ON THE AGENDA | DECEMBER 12TH, 2018 | Treston Codrington
True engagement is about cultivating and maintaining positive relationships between citizens and the institutions that serve them.
On Nov. 7, about 20 community organizers from all over New York City were welcomed with bagels and coffee as they settled in for a full day of learning about effective public engagement. At the start of the Avenue NYC Public Engagement Strategy workshop, we all agreed to some ground rules which included enabling empathy and compassion, accepting a lack of closure, and recognizing the partial nature of our truths. With that small activity, the workshop, hosted jointly by Public Agenda and NYC Small Businesses Services (SBS), became a model of public engagement. The day succeeded in not only helping leaders learn how to strengthen their own engagement strategies, but consistently demonstrated what good engagement looks like.
The workshop hosted leaders from Business Improvement Districts (BIDs) across NYC. BIDs oversee and fund maintenance and improvement and are supported by SBS.
Our Vice President of Public Engagement Matt Leighninger demonstrated the importance of true engagement for personal and community health. For example, did you know that loneliness outstrips smoking and obesity to be the #1 risk factor for illness and premature death? How about the fact that cities with higher levels of “community attachment” have higher levels of economic growth, lower levels of unemployment, and lower crime rates?

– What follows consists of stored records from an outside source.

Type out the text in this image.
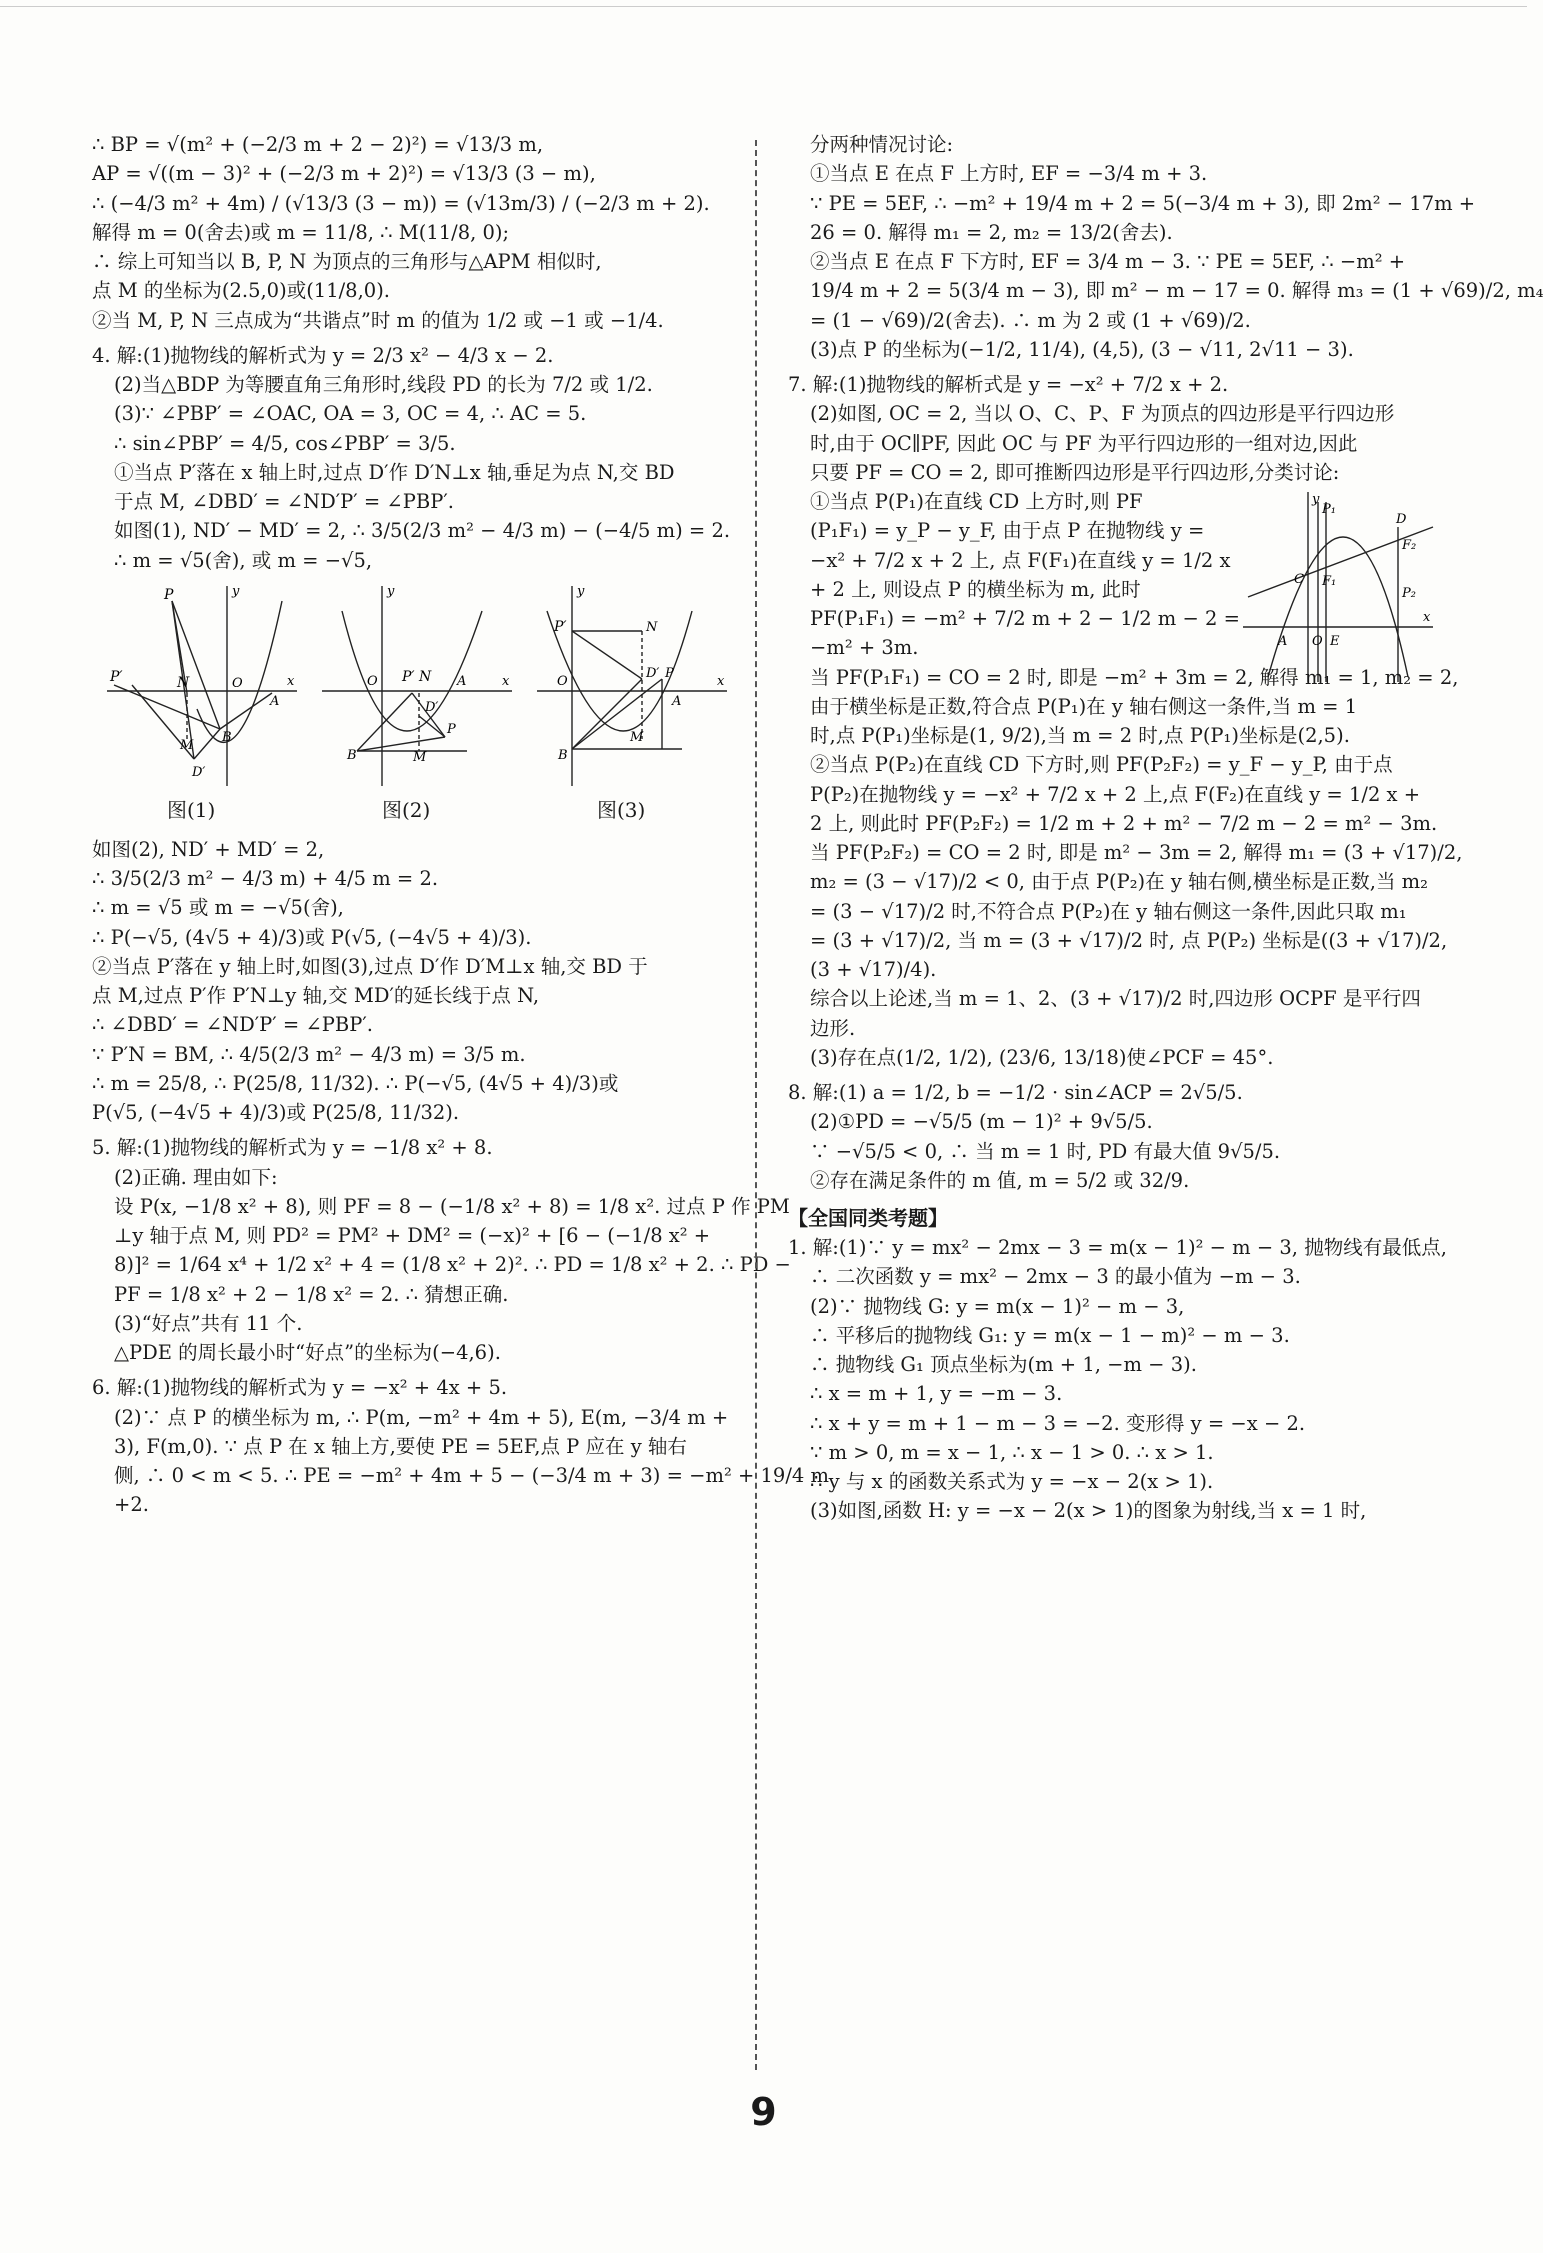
∴ BP = √(m² + (−2/3 m + 2 − 2)²) = √13/3 m,
AP = √((m − 3)² + (−2/3 m + 2)²) = √13/3 (3 − m),
∴ (−4/3 m² + 4m) / (√13/3 (3 − m)) = (√13m/3) / (−2/3 m + 2).
解得 m = 0(舍去)或 m = 11/8, ∴ M(11/8, 0);
∴ 综上可知当以 B, P, N 为顶点的三角形与△APM 相似时,
点 M 的坐标为(2.5,0)或(11/8,0).
②当 M, P, N 三点成为“共谐点”时 m 的值为 1/2 或 −1 或 −1/4.
4. 解:(1)抛物线的解析式为 y = 2/3 x² − 4/3 x − 2.
(2)当△BDP 为等腰直角三角形时,线段 PD 的长为 7/2 或 1/2.
(3)∵ ∠PBP′ = ∠OAC, OA = 3, OC = 4, ∴ AC = 5.
∴ sin∠PBP′ = 4/5, cos∠PBP′ = 3/5.
①当点 P′落在 x 轴上时,过点 D′作 D′N⊥x 轴,垂足为点 N,交 BD
于点 M, ∠DBD′ = ∠ND′P′ = ∠PBP′.
如图(1), ND′ − MD′ = 2, ∴ 3/5(2/3 m² − 4/3 m) − (−4/5 m) = 2.
∴ m = √5(舍), 或 m = −√5,
P
P′	N	O
A
B
M
D′
y
x	P′ N
O	A
B	M
P
D′
y
x
P′	N
D′ P
O
A
B
M
y
x
图(1)	图(2)	图(3)
如图(2), ND′ + MD′ = 2,
∴ 3/5(2/3 m² − 4/3 m) + 4/5 m = 2.
∴ m = √5 或 m = −√5(舍),
∴ P(−√5, (4√5 + 4)/3)或 P(√5, (−4√5 + 4)/3).
②当点 P′落在 y 轴上时,如图(3),过点 D′作 D′M⊥x 轴,交 BD 于
点 M,过点 P′作 P′N⊥y 轴,交 MD′的延长线于点 N,
∴ ∠DBD′ = ∠ND′P′ = ∠PBP′.
∵ P′N = BM, ∴ 4/5(2/3 m² − 4/3 m) = 3/5 m.
∴ m = 25/8, ∴ P(25/8, 11/32). ∴ P(−√5, (4√5 + 4)/3)或
P(√5, (−4√5 + 4)/3)或 P(25/8, 11/32).
5. 解:(1)抛物线的解析式为 y = −1/8 x² + 8.
(2)正确. 理由如下:
设 P(x, −1/8 x² + 8), 则 PF = 8 − (−1/8 x² + 8) = 1/8 x². 过点 P 作 PM
⊥y 轴于点 M, 则 PD² = PM² + DM² = (−x)² + [6 − (−1/8 x² +
8)]² = 1/64 x⁴ + 1/2 x² + 4 = (1/8 x² + 2)². ∴ PD = 1/8 x² + 2. ∴ PD −
PF = 1/8 x² + 2 − 1/8 x² = 2. ∴ 猜想正确.
(3)“好点”共有 11 个.
△PDE 的周长最小时“好点”的坐标为(−4,6).
6. 解:(1)抛物线的解析式为 y = −x² + 4x + 5.
(2)∵ 点 P 的横坐标为 m, ∴ P(m, −m² + 4m + 5), E(m, −3/4 m +
3), F(m,0). ∵ 点 P 在 x 轴上方,要使 PE = 5EF,点 P 应在 y 轴右
侧, ∴ 0 < m < 5. ∴ PE = −m² + 4m + 5 − (−3/4 m + 3) = −m² + 19/4 m
+2.
分两种情况讨论:
①当点 E 在点 F 上方时, EF = −3/4 m + 3.
∵ PE = 5EF, ∴ −m² + 19/4 m + 2 = 5(−3/4 m + 3), 即 2m² − 17m +
26 = 0. 解得 m₁ = 2, m₂ = 13/2(舍去).
②当点 E 在点 F 下方时, EF = 3/4 m − 3. ∵ PE = 5EF, ∴ −m² +
19/4 m + 2 = 5(3/4 m − 3), 即 m² − m − 17 = 0. 解得 m₃ = (1 + √69)/2, m₄
= (1 − √69)/2(舍去). ∴ m 为 2 或 (1 + √69)/2.
(3)点 P 的坐标为(−1/2, 11/4), (4,5), (3 − √11, 2√11 − 3).
7. 解:(1)抛物线的解析式是 y = −x² + 7/2 x + 2.
(2)如图, OC = 2, 当以 O、C、P、F 为顶点的四边形是平行四边形
时,由于 OC∥PF, 因此 OC 与 PF 为平行四边形的一组对边,因此
只要 PF = CO = 2, 即可推断四边形是平行四边形,分类讨论:
P₁
D
F₂
C F₁
P₂
A O E
y
x
①当点 P(P₁)在直线 CD 上方时,则 PF
(P₁F₁) = y_P − y_F, 由于点 P 在抛物线 y =
−x² + 7/2 x + 2 上, 点 F(F₁)在直线 y = 1/2 x
+ 2 上, 则设点 P 的横坐标为 m, 此时
PF(P₁F₁) = −m² + 7/2 m + 2 − 1/2 m − 2 =
−m² + 3m.
当 PF(P₁F₁) = CO = 2 时, 即是 −m² + 3m = 2, 解得 m₁ = 1, m₂ = 2,
由于横坐标是正数,符合点 P(P₁)在 y 轴右侧这一条件,当 m = 1
时,点 P(P₁)坐标是(1, 9/2),当 m = 2 时,点 P(P₁)坐标是(2,5).
②当点 P(P₂)在直线 CD 下方时,则 PF(P₂F₂) = y_F − y_P, 由于点
P(P₂)在抛物线 y = −x² + 7/2 x + 2 上,点 F(F₂)在直线 y = 1/2 x +
2 上, 则此时 PF(P₂F₂) = 1/2 m + 2 + m² − 7/2 m − 2 = m² − 3m.
当 PF(P₂F₂) = CO = 2 时, 即是 m² − 3m = 2, 解得 m₁ = (3 + √17)/2,
m₂ = (3 − √17)/2 < 0, 由于点 P(P₂)在 y 轴右侧,横坐标是正数,当 m₂
= (3 − √17)/2 时,不符合点 P(P₂)在 y 轴右侧这一条件,因此只取 m₁
= (3 + √17)/2, 当 m = (3 + √17)/2 时, 点 P(P₂) 坐标是((3 + √17)/2,
(3 + √17)/4).
综合以上论述,当 m = 1、2、(3 + √17)/2 时,四边形 OCPF 是平行四
边形.
(3)存在点(1/2, 1/2), (23/6, 13/18)使∠PCF = 45°.
8. 解:(1) a = 1/2, b = −1/2 · sin∠ACP = 2√5/5.
(2)①PD = −√5/5 (m − 1)² + 9√5/5.
∵ −√5/5 < 0, ∴ 当 m = 1 时, PD 有最大值 9√5/5.
②存在满足条件的 m 值, m = 5/2 或 32/9.
【全国同类考题】
1. 解:(1)∵ y = mx² − 2mx − 3 = m(x − 1)² − m − 3, 抛物线有最低点,
∴ 二次函数 y = mx² − 2mx − 3 的最小值为 −m − 3.
(2)∵ 抛物线 G: y = m(x − 1)² − m − 3,
∴ 平移后的抛物线 G₁: y = m(x − 1 − m)² − m − 3.
∴ 抛物线 G₁ 顶点坐标为(m + 1, −m − 3).
∴ x = m + 1, y = −m − 3.
∴ x + y = m + 1 − m − 3 = −2. 变形得 y = −x − 2.
∵ m > 0, m = x − 1, ∴ x − 1 > 0. ∴ x > 1.
∴ y 与 x 的函数关系式为 y = −x − 2(x > 1).
(3)如图,函数 H: y = −x − 2(x > 1)的图象为射线,当 x = 1 时,
9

True engagement is about cultivating and maintaining positive relationships between citizens and the institutions that serve them. Each relationship is inherently unique, and thus requires its own plan of engagement. Participants were introduced to several forms of thick engagement, which is characterized by deliberative small-group processes, and thin engagement which is fast, easy, and curated for individuals. The day’s activities didn’t stop at slides, but included engaging in small-group conversations and discussing what was covered, and how it compared to each leader’s experiences. They also got to plan how to grow out their engagement network by mapping their community’s stakeholders on tree diagrams. We also tested online thin engagement tools like Mentimeter, a polling app that our leaders loved using.
We all recognized the need for trust as a basis for effective engagement and how goodwill gestures like refreshments at meetings were small but crucial steps in building trust. Throughout the day, we worked to build trust in the room through games and conversation. The participants were given space to share the daily challenges they face, ranging from working in a community as an outsider, to balancing the needs of long-term residents and new arrivals. Many were relieved to find that they were not alone in the challenges they face.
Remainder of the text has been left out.